With soundcheck over it was time to kill time. Wander the halls, take a nap, walk the streets, maybe talk to a stranger or two, eat dinner. Most shows, almost every show, it’s catering. Over baked but more than likely under baked chicken, a vegetable, a potato of some kind is the the norm. This night would be different, the tour manager handed us cash, dinner was a buyout. We were on our own, we had to fend for ourselves. This can be good, this can be bad. If your at some off the interstate venue this means fast food or at best a chain joint. You can always pocket the money, save it for some truck stop trinket to bring home to your loved one, but this means a peanut butter sandwich with a handful of chips on the bus. As I said before this night would be differed, so very different. You see the venue was not off the interstate somewhere in the middle of nowhere, this venue was the Lincoln Center in New York City.
The heart of the theatre district, surrounded by some of the best food in the world. There was no way I was eating peanut butter and jelly when every imaginable culinary delight was within a three block walk. What was it going to be, the soup nazi was just down the street along with the Carnegie Deli, so was what I was told, the best Cuban restaurant outside of Havana. Then there was pizza, I know New York pizza is the best but I am from Chicago, end of discussion. I wanted something I had not had in awhile, something that I could not get back in Nashville, something that I would remember and talk about for days to come. I grew up in a Italian home, eating pasta at least twice a week. Nothing came from a jar, everything was made from scratch. The smell of the sauce filled the house all day and when you finely made it to the table it was nothing less than an event. Patsy’s Italian Restaurant on West 56th street between Broadway & 8th ave. that is were I needed to go.

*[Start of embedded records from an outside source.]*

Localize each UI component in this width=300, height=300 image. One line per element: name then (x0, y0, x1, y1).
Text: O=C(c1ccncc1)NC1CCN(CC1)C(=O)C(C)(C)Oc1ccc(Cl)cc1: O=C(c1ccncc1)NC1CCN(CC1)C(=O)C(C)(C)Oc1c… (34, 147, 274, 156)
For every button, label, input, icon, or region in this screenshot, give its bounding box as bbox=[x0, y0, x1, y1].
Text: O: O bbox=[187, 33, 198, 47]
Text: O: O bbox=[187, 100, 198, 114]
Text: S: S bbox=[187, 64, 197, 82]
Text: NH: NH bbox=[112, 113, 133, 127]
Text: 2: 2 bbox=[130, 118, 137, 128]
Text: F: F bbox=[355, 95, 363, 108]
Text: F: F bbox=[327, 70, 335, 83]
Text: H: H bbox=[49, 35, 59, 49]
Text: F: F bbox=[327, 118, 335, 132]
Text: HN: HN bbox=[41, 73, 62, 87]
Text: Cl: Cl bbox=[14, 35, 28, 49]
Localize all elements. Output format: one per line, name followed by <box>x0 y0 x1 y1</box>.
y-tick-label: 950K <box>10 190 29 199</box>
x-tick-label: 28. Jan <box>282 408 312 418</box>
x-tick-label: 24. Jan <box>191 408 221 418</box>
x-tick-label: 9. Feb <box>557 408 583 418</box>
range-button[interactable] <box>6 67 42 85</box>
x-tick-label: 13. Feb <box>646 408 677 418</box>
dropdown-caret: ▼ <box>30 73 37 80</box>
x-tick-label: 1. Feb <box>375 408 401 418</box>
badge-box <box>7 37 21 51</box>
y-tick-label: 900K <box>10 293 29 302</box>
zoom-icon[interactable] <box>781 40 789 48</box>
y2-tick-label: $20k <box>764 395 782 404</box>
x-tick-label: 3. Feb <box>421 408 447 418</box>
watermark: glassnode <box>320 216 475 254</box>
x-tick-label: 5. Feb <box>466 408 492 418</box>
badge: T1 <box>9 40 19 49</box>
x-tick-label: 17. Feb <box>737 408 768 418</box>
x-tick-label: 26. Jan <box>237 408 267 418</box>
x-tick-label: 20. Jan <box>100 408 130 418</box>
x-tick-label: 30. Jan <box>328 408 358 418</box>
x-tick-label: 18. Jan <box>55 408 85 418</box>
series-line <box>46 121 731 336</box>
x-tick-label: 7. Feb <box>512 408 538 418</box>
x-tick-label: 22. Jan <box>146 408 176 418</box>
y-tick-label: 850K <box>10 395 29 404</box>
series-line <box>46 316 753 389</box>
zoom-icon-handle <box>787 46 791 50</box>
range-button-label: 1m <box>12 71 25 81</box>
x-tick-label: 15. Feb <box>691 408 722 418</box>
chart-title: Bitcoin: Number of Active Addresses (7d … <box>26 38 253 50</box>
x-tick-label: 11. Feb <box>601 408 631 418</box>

It was a walk in a cold rain to then be rewarded with white table clothes and Dean Martin singing in the background. Frank Sinatra claim this to be his favorite, I had to wonder what table used to be his. The smell of garlic and basil filled the room as it should. We were seated at a table upstairs surrounded by diners all engaged in there meals, laughter and conversation coming at us from all directions. The event had started for them and was about to begin for us. Our waiter was an older gentlemen with his white shirt black bow tie and grey hair combed back with a style that was his own. He spoke broken english but in a very distinguish way. When I heard him say Pasta Fagioli I was instantly brought back to my childhood, I could see my Nonie standing in the kitchen, a wooden spoon in hand telling me stories of the past. When He placed the bowl in front of me I heard her say “eat, eat”. The taste was overwhelming it was so smooth, smooth like silk. It was the same, it was just as I had remembered, it used to be my favorite, it was what I always asked her to make me. I could have stopped there and walked away so very happy but I had to try more. I wanted to keep it simple, I still had a show to shoot, putting myself into a food coma would not be a good thing. I just want a plate of Spaghetti and meatballs, topped with fresh graded cheese, and a bit of crushed red pepper. He brought me just that and it was the best, the best I have had in years. The smell, the texture of the pasta, the taste of the veal, it was all there. I had no room left, I was spent, as much as I wanted to order more, try it all, I had to quite. My unfinished plate would travel with me in a foil tin, back to the bus for lunch the next day. We walked back in the rain and all I could think of was this story, how good my meal was, and my Nonie and how much I missed her.
The next day I decided not to have my leftovers and had a peanut butter sandwich instead. I want to bring them home to her, she had to know how good it really was. Some people eat to live, I live to eat and on a cold rainy night In New York City I lived and lived in the past for just a moment or two.